Under the hood, the rm_nested_annots function is called to remove nested annotations. Ancestors are a frequent cause of nested annotations but not the only one. This function allows to remove nested annotations but to keep ancestors. Removing or keeping ancestors depends on your use case. In a semantic annotation task, only the longest terms must be kept so the ancestors need to be removed. In an information retrieval task, ancestors could be kept in the index.
Partial overlapping
Definition: let a1 and a2 two annotations. If a1.start < a2.start and a2.start < a1.end then we say that a1 partially overlaps a2.
1from iamsystem import Matcher
2
3matcher = Matcher.build(keywords=["lung cancer", "cancer prognosis"])

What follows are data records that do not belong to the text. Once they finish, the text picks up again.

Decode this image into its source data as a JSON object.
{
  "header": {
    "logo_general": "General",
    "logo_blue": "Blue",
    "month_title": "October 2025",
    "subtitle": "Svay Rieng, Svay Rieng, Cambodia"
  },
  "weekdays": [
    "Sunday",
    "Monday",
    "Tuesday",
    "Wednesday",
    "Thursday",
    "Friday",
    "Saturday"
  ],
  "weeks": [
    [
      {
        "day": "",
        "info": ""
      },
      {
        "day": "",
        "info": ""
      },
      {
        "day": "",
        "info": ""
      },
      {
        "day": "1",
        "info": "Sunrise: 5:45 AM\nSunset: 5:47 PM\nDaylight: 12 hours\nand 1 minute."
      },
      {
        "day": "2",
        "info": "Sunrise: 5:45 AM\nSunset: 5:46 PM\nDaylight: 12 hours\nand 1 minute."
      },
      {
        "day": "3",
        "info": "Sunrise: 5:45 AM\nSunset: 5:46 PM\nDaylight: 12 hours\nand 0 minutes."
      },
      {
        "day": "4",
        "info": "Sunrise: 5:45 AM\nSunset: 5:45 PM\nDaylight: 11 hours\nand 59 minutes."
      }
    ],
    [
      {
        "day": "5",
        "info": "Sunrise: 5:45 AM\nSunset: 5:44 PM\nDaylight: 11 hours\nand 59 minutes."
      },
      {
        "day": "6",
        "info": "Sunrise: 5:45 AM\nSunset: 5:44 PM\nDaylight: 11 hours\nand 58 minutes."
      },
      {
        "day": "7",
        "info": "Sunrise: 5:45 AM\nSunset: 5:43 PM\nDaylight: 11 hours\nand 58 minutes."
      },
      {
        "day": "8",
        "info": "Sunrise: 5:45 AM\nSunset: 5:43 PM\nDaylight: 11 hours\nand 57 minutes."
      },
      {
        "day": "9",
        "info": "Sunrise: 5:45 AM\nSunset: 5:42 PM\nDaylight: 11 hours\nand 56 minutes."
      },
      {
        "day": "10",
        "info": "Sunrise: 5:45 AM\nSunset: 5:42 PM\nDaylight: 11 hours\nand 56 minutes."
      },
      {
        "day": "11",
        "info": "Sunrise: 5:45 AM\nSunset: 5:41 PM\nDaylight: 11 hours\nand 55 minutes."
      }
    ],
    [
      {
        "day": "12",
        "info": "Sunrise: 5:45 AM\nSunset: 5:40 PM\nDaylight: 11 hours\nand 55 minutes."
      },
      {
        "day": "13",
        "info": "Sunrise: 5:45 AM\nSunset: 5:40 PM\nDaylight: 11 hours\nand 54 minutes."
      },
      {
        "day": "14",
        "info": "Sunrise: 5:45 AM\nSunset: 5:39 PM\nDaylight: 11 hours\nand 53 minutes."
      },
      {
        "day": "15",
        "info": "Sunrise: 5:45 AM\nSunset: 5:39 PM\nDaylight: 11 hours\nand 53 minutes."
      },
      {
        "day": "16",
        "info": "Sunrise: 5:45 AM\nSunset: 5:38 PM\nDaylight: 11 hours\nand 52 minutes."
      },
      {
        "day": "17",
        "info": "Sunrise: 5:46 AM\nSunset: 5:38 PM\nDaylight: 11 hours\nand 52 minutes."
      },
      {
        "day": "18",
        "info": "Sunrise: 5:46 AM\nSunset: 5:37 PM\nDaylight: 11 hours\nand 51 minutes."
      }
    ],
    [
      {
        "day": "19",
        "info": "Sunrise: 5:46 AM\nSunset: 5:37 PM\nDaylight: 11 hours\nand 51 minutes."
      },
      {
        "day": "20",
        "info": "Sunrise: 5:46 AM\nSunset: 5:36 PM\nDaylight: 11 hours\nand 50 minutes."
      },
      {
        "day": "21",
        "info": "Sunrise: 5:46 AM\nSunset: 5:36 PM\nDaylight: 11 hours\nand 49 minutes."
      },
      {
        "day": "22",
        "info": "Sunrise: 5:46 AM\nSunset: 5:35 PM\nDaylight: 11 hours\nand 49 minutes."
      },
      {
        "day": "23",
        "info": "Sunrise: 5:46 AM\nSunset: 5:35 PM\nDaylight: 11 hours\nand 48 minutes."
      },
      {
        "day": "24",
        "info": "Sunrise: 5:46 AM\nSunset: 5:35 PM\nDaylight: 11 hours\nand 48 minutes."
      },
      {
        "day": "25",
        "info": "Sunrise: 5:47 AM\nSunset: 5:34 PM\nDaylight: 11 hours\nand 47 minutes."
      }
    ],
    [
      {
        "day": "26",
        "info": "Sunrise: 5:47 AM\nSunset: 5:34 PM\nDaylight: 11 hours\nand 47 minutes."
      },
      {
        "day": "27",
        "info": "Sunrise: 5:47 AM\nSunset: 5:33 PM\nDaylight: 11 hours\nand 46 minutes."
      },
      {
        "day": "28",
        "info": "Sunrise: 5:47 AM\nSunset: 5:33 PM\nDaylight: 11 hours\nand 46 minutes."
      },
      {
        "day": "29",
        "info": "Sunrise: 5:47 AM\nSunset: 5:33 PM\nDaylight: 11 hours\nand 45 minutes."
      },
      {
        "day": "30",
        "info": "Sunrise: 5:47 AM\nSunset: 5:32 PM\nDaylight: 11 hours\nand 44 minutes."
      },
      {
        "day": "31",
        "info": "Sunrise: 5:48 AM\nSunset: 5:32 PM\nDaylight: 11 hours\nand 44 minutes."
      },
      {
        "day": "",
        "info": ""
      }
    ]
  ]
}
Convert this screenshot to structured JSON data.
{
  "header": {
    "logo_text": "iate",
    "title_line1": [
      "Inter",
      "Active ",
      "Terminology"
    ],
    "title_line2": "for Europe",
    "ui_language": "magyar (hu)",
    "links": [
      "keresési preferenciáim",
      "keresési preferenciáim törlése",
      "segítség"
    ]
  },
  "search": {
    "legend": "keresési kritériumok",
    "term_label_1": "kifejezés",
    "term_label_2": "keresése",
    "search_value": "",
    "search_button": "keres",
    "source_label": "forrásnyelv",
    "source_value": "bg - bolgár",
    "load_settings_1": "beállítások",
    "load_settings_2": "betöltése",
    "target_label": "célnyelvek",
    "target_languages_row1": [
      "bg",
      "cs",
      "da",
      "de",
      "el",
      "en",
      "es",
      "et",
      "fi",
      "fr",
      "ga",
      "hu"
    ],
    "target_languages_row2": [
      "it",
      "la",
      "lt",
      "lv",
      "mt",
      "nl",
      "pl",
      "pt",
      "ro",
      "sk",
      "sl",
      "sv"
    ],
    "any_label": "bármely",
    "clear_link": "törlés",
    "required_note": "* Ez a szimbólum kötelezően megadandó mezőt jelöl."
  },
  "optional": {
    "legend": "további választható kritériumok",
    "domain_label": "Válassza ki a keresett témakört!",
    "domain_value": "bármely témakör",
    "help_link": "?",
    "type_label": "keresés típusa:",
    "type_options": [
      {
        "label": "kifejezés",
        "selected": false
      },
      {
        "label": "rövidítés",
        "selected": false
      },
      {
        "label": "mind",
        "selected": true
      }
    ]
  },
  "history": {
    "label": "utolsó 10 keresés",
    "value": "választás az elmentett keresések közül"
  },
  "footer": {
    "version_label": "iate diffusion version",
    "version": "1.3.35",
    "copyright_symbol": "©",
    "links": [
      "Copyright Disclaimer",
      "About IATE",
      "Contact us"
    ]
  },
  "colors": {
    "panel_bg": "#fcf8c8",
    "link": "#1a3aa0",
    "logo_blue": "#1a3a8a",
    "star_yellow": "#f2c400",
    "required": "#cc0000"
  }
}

4annots = matcher.annot_text(text="lung cancer prognosis")
5for annot in annots:
6 print(annot)
7# lung cancer 0 11 lung cancer
8# cancer prognosis 5 21 cancer prognosis
The first annotation partially overlaps the second because it ends after the second starts. In this example, both annotations share the “cancer” token.
Similarly the rm_nested_annots function has no effect here.